Notice that our list of vendors has grown by another four, some of which are now suspects as well.
The culprit
I don’t know why it took me so long to suspect that it was django-extensions that caused the problem; searching their bug tracker indeed has found issue 1805. Except the bug wasn’t in django-extensions; it was a bug in Werkzeug, which django-extensions uses directly for the reloader functionality. Werkzeug itself didn’t do anything wrong; issue came from the watchdog package, which changed the default behavior by including file open events in the notification stream. That explains it - the files that were triggering the reloads were not being changed, they were being opened.

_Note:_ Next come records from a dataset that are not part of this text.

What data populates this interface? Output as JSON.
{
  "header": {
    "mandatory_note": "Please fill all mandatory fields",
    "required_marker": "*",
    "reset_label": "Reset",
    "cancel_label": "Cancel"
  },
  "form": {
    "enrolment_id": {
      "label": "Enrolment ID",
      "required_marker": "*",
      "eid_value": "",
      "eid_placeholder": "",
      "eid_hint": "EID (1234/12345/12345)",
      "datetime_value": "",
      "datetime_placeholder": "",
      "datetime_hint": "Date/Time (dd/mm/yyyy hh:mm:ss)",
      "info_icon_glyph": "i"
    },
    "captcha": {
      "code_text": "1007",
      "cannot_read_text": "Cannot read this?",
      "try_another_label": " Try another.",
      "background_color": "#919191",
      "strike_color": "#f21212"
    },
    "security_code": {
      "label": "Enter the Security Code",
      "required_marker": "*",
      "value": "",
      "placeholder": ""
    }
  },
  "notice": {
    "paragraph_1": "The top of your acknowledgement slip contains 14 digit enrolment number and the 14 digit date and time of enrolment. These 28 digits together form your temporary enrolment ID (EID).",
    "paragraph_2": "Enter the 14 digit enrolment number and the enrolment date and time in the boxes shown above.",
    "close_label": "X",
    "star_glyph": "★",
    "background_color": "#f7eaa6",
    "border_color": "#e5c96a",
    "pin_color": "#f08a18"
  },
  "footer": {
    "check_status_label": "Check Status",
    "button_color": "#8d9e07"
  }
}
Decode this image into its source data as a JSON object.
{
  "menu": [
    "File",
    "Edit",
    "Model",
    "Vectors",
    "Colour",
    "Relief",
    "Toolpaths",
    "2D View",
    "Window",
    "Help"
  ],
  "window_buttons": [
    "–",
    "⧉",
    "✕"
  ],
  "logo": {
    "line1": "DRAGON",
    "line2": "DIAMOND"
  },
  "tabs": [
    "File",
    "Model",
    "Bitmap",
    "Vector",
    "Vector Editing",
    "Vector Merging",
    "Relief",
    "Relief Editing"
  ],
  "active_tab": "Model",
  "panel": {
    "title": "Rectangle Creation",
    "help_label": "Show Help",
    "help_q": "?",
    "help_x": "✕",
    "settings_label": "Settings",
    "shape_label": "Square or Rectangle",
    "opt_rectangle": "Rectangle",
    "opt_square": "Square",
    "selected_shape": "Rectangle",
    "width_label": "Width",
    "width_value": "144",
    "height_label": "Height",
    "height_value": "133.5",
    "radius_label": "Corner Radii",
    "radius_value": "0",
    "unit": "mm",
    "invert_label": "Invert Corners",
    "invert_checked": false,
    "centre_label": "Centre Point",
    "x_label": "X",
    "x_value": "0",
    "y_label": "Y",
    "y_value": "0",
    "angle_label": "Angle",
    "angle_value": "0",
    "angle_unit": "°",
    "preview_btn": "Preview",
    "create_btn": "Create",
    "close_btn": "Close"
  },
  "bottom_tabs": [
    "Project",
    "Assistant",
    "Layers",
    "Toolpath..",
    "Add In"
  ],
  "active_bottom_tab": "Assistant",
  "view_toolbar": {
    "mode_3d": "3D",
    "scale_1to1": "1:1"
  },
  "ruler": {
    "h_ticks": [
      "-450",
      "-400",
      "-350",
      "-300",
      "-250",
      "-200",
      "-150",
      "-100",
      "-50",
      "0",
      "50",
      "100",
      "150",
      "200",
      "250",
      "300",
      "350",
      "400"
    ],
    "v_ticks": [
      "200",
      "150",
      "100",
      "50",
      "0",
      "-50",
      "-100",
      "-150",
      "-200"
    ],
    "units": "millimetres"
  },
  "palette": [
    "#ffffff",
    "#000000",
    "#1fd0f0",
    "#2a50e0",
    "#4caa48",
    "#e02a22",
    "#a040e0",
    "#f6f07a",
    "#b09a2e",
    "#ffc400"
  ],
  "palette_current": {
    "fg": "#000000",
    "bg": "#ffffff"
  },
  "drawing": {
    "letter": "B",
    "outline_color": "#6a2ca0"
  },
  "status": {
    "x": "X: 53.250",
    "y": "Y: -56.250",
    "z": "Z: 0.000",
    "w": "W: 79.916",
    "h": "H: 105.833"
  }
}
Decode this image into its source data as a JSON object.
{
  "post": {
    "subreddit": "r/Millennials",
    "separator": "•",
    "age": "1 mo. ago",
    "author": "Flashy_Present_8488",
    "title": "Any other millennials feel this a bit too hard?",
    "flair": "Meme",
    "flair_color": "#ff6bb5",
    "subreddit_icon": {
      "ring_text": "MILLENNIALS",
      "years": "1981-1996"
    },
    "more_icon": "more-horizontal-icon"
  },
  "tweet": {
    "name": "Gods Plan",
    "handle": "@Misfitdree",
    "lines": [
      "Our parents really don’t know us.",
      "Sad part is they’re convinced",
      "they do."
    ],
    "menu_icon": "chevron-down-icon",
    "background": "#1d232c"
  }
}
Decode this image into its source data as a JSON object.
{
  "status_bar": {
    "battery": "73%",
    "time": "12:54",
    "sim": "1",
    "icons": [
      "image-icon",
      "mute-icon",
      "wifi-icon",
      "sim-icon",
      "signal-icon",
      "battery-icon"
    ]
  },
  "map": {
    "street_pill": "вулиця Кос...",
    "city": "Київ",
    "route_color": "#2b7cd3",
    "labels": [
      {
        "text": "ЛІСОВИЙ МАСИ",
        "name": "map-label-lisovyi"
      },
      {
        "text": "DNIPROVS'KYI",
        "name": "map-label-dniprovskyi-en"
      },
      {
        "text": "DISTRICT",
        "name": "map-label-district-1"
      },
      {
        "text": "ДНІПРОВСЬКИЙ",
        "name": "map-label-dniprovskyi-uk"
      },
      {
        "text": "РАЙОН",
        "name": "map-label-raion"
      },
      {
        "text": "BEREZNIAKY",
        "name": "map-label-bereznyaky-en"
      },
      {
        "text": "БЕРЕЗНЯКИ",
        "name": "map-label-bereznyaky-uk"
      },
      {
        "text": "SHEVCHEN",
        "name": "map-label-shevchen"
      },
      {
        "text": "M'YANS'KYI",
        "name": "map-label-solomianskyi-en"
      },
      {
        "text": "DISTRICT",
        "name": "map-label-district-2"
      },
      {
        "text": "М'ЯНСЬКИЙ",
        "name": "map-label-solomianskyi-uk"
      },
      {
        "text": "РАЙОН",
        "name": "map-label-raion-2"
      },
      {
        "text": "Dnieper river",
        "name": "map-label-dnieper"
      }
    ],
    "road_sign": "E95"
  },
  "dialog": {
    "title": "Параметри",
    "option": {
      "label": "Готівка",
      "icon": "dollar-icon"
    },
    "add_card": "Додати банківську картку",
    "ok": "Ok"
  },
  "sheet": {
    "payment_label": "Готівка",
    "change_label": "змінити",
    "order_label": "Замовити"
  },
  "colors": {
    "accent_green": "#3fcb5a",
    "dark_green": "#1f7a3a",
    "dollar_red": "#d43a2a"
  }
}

So we’ve named twelve suspects… And the problem originated in the thirteenth, which was a transitive dependency of a transitive dependency of a “support goodies” package. Quite a game of Cluedo.
Conclusions?
As I said, I don’t know why I’ve first looked everywhere, except for the bug tracker of django-extensions. Perhaps because through the crazy mix of arm64 / x86-64, Mac / Linux / Windows, Docker / Compose / Swarm, Qemu / HVM, AWS / Hetzner / on-prem, Debian / Ubuntu / CentOS / macOS / OpenBSD, Terraform / Judo / NixOS, Python / Rust / Go / JS / TS / Swift / Kotlin, Django / Flask / Vue / Angular, Traefik / nginx / ELB, Postgres / sqlite, S3 / MediaStore (+CloudFront), and maybe a couple hundred smaller things that are too small to name, I’ve come to expect the issue to usually be at the boundaries?
If you stare at it long enough, you may notice Werkzeug’s
fix is also incomplete, in that it does not secure
their code against a similar change in watchdog in the future: should
Watchdog choose to expose more kinds of inotify events,
e.g. IN_ACCESS
, Werkzeug still does not whitelist the narrow set
that is actually relevant to their use case, so the code remains a
ticking bomb for another change at the boundary.
My conclusion is that I would love to go back to programming on a Commodore 64. I was six years old, when the C64 marked the first step of my journey into both programming, and creating music. The machine is too simple and limited to afford the complexity that leads to these kinds of issues.
Of course I couldn’t use a C64 as my sole computing and development platform nowadays, probably unless I was already retired. But I’d like to write some software for it. To paraphrase ESR, I believe it is worth learning it for the experience, that may leave you a better programmer for the rest of your days, even if you never use the C64 a lot.
I don’t think we can throw away 40 years of progress in computing, but I do think that we can reflect upon this runaway complexity and start removing, simplifying things sometimes.